Not your average candied patchouli
Once upon a time I hated this perfume. Sugary patchoulis like Shalimar Parfum Initial seemed ubiquitous; in bars, in offices, at the mall, along sidewalks—it was everywhere and I loathed it. Worse still, SPI smelled foul upon first sniff of the tester nozzles at Sephora and Ulta. As far as I was concerned SPI had absolutely no redeeming qualities. It was at Ulta that I had my first (accidental) skin contact with SPI. From that day on, I understood SPI’s appeal.

When other people wear perfumes, even perfumes we enjoy, the perfumes go through a sort of transmutation. I have a friend who wears one of my favorite perfumes. I hate smelling it on her—it becomes a musky, sweaty, burly beast of white florals and sugar and I simply want to scream. So I have to accept that perfumes change from one person to the next. That minor epiphany had not come to me yet when I was swearing off SPI. It was sugar and filthy patchouli as far as I could smell. I could not fathom how anyone would want to smell like this.

On my skin, it’s not saccharine and dirty patchouli.
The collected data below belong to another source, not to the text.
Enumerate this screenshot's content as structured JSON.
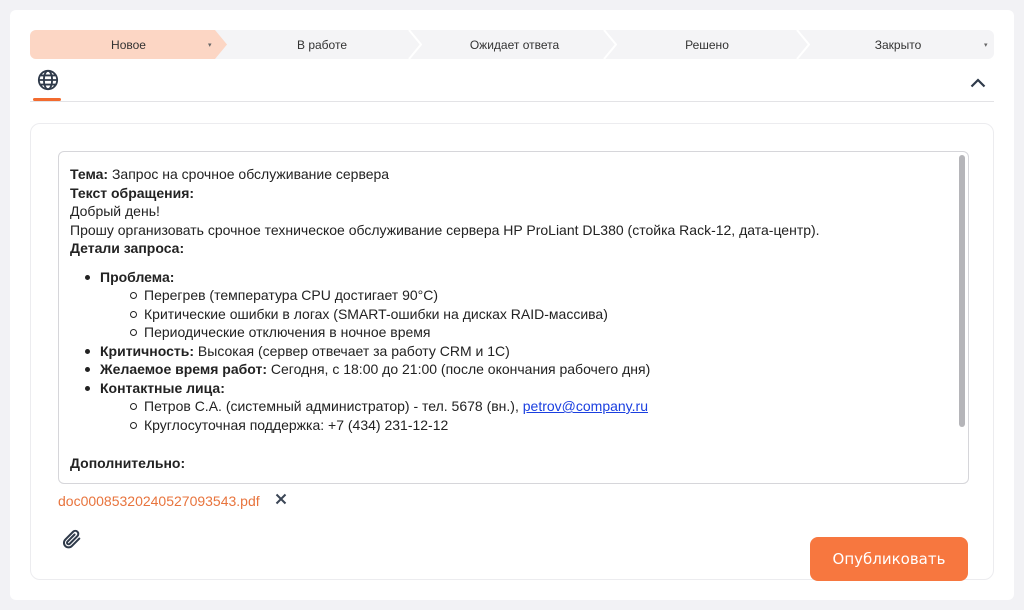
{
  "status_pipeline": {
    "stages": [
      {
        "label": "Новое",
        "active": true
      },
      {
        "label": "В работе",
        "active": false
      },
      {
        "label": "Ожидает ответа",
        "active": false
      },
      {
        "label": "Решено",
        "active": false
      },
      {
        "label": "Закрыто",
        "active": false
      }
    ],
    "active_color": "#fcd6c4"
  },
  "tabs": {
    "active_icon": "globe-icon",
    "collapse_icon": "chevron-up-icon",
    "accent": "#f26b2f"
  },
  "message": {
    "subject_label": "Тема:",
    "subject": "Запрос на срочное обслуживание сервера",
    "body_label": "Текст обращения:",
    "greeting": "Добрый день!",
    "request_line": "Прошу организовать срочное техническое обслуживание сервера HP ProLiant DL380 (стойка Rack-12, дата-центр).",
    "details_label": "Детали запроса:",
    "problem_label": "Проблема:",
    "problems": [
      "Перегрев (температура CPU достигает 90°C)",
      "Критические ошибки в логах (SMART-ошибки на дисках RAID-массива)",
      "Периодические отключения в ночное время"
    ],
    "criticality_label": "Критичность:",
    "criticality": "Высокая (сервер отвечает за работу CRM и 1С)",
    "preferred_time_label": "Желаемое время работ:",
    "preferred_time": "Сегодня, с 18:00 до 21:00 (после окончания рабочего дня)",
    "contacts_label": "Контактные лица:",
    "contact_1_text": "Петров С.А. (системный администратор) - тел. 5678 (вн.),",
    "contact_1_email": "petrov@company.ru",
    "contact_2_text": "Круглосуточная поддержка: +7 (434) 231-12-12",
    "additional_label": "Дополнительно:"
  },
  "attachment": {
    "filename": "doc00085320240527093543.pdf",
    "remove_icon": "close-icon",
    "color": "#e8743d"
  },
  "toolbar": {
    "attach_icon": "paperclip-icon",
    "publish_label": "Опубликовать",
    "publish_color": "#f7773f"
  }
}
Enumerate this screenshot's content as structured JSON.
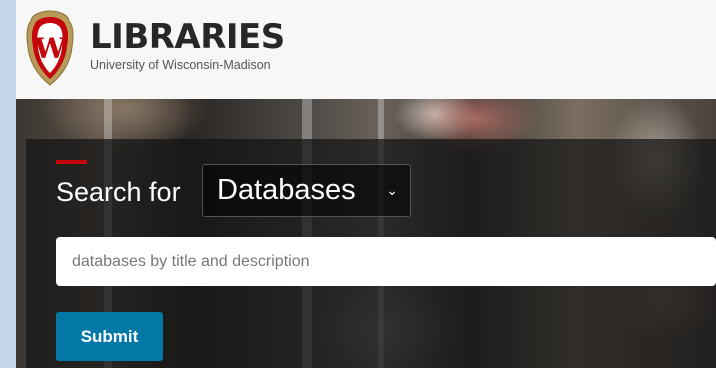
{
  "brand": {
    "title": "LIBRARIES",
    "subtitle": "University of Wisconsin-Madison",
    "crest_letter": "W",
    "crest_icon": "uw-crest-icon",
    "colors": {
      "crest_red": "#c5050c",
      "crest_gold": "#b89a57",
      "title": "#282728"
    }
  },
  "search": {
    "label": "Search for",
    "type_selected": "Databases",
    "type_chevron_icon": "chevron-down-icon",
    "placeholder": "databases by title and description",
    "value": "",
    "submit_label": "Submit",
    "colors": {
      "accent": "#c5050c",
      "submit": "#0479a8"
    }
  }
}
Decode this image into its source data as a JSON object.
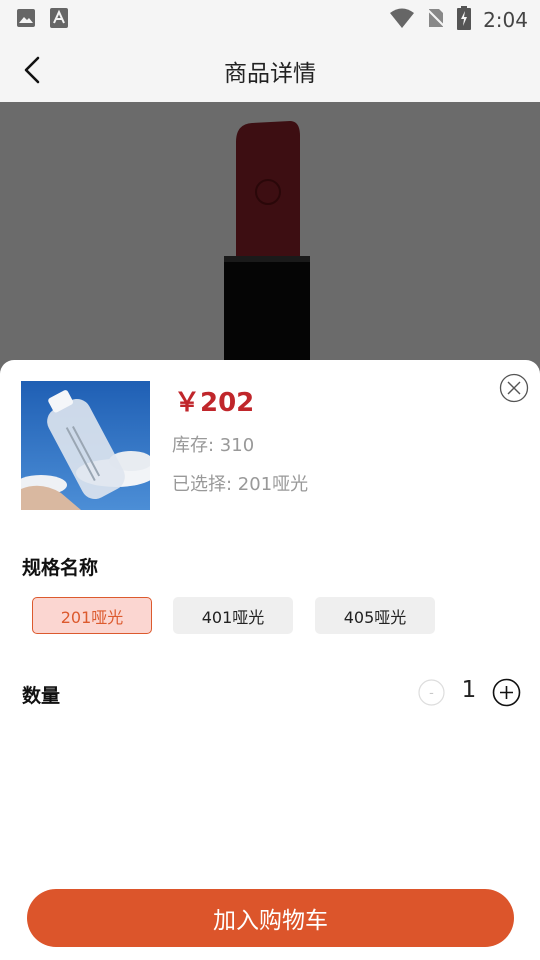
{
  "status_bar": {
    "time": "2:04",
    "icons": [
      "image-icon",
      "font-a-icon",
      "wifi-icon",
      "no-sim-icon",
      "battery-charging-icon"
    ]
  },
  "header": {
    "title": "商品详情",
    "back_icon": "chevron-left-icon"
  },
  "product": {
    "price": "￥202",
    "stock": "库存: 310",
    "selected": "已选择: 201哑光"
  },
  "specs": {
    "title": "规格名称",
    "options": [
      "201哑光",
      "401哑光",
      "405哑光"
    ],
    "selected_index": 0
  },
  "quantity": {
    "title": "数量",
    "minus_label": "-",
    "value": "1",
    "plus_label": "+"
  },
  "actions": {
    "add_to_cart": "加入购物车"
  },
  "colors": {
    "accent": "#dc552b",
    "price_red": "#c0262b",
    "overlay": "#6b6b6b",
    "selected_bg": "#fbd6d1"
  }
}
It is several layers of gauzy sweetness, powdery florals, and a rich patchouli that was meant to add density at the center of all the diaphanous goodness. The timeless Guerlainade is ever-present throughout, adding another beautiful layer to this scent. It’s deceptively simple until it’s fully worn. Unless you are smelling every delicate layer reveal itself—and it is a slow striptease that goes on for several hours—SPI cannot be fully appreciated.

I’m glad I came around before this gem was discontinued. And why the heck was it discontinued? I’ll never understand it. It has a cult following and the potential to become as iconic as Shalimar, Mitsouko, or L’Heure Bleue. Whatever, I have a stockpile of bottles to satisfy me for at least a few years. Maybe in that time SPI will be brought back to the masses? Just because there is an oversaturation of fruitchoulies and sugar bombs on the market doesn’t mean there isn’t room for SPI.